- O Congresso peruano aprovou uma moção de censura que destituiu o Presidente José Jeri, com 75 votos a favor, 24 contra e três abstenções, em um processo rápido.
- Jeri, de 39 anos, ficou no cargo interino apenas quatro meses, após Dina Boluarte ter sido afastada em moção de censura; o motivo principal foi o escândalo conhecido como “Chifagate”.
- Alegações apontam para reuniões fora de agenda com empresários chineses em restaurantes, incluindo Yang Zhihua e Ji Wu Xiaodong, com suspeitas de tráfico de influências e contratos ligados ao projeto de energia.
- As reuniões teriam sido gravadas em câmaras de segurança e estão a ser investigadas pelo Ministério Público; o próprio Jeri negou renunciar, explicando que tal decisão implicaria reconhecer irregularidades.
- Em oito semanas são realizadas eleições e o Congresso escolhe, na quarta-feira, o novo presidente do órgão, que assumirá a presidência do país; analistas dizem que a instabilidade persiste no Peru.
O Congresso peruano aprovou uma moção de censura que destituiu o Presidente José Jeri, após meses no cargo. O processo, acelerado, decorreu com apoio de várias forças políticas num Parlamento fragmentado, com 75 votos a favor, 24 contra e 3 abstenções.
Jeri, de 39 anos, ocupava a posição de Presidente interino desde há quatro meses, sucedendo Dina Boluarte. A demissão ocorreu em contexto de investigações sobre tráfico de influências, alimentadas por reuniões nocturnas com empresários chineses.
As reuniões foram realizadas em restaurantes de chifa, com participação de Yang Zhihua, empresário ligado a projectos de energia, e Ji Wu Xiaodong, acusado de ligações a redes de comércio ilegal de madeira. As imagens de segurança alimentaram as suspeitas.
O Ministério Público investiga as reuniões como parte do chamado Chifagate. Jeri negou irregularidades, recusando demitir-se, enquanto alguns grupos conservadores o apoiaram; depois, porém, passaram a exigir a sua saída.
Protestos na terça-feira clamaram pela demissão de Jeri. Deputados defenderam a necessidade de uma transição com interesse público e segurança, sem tráfico de influências ou reuniões encapuzadas, segundo declarações à Reuters.
Eleições estão marcadas para 12 de abril, com os deputados a escolherem o novo presidente do Congresso, que assumirá automaticamente a liderança do país.
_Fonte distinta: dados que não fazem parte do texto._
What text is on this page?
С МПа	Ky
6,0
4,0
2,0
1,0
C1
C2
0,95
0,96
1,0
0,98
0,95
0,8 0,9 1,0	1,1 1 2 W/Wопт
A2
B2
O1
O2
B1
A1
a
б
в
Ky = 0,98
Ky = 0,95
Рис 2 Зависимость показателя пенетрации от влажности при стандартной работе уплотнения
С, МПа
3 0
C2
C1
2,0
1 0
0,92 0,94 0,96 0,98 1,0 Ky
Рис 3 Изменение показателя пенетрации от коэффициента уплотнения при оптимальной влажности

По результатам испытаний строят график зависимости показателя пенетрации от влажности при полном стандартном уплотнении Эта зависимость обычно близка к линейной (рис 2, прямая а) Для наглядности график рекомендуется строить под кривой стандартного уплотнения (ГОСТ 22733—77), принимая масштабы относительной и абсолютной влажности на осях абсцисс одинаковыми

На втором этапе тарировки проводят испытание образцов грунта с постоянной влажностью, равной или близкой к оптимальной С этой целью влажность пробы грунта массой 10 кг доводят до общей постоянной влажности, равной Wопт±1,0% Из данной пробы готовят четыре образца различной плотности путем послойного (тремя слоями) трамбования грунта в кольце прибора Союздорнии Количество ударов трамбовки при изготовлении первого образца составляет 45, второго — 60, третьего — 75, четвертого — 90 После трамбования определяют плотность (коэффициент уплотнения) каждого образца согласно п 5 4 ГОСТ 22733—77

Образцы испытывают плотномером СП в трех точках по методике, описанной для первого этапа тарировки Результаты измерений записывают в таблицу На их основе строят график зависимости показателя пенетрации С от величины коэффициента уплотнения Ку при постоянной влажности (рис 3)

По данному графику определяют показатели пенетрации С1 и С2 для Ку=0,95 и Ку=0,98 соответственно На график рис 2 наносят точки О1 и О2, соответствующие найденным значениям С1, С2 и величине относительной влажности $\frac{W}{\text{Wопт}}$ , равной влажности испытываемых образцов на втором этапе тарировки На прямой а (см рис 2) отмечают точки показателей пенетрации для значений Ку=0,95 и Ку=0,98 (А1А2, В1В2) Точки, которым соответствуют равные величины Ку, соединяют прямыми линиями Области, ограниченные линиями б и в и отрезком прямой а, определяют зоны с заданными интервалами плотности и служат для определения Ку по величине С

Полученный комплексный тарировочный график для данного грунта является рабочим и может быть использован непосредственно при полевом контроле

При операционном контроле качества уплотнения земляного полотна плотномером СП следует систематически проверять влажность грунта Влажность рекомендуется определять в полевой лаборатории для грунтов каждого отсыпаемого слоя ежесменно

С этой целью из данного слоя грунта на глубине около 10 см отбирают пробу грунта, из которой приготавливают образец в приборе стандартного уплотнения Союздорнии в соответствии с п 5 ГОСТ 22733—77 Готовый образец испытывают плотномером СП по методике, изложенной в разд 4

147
O processo enquadra-se na continuidade de uma crise política com sete presidentes na última década.
O atual líder do Congresso, Fernando Rospigliosi, não apoia a sucessão de Jeri até as eleições. O país enfrenta uma fase de instabilidade enquanto o eleitorado permanece dividido entre candidatos incertos.
Este episódio ocorre num momento de tensão diplomática regional, com o embaixador dos EUA no Peru a criticar o que aponta como influência chinesa barata, em meio a disputas com Pequim sobre investimentos e soberania.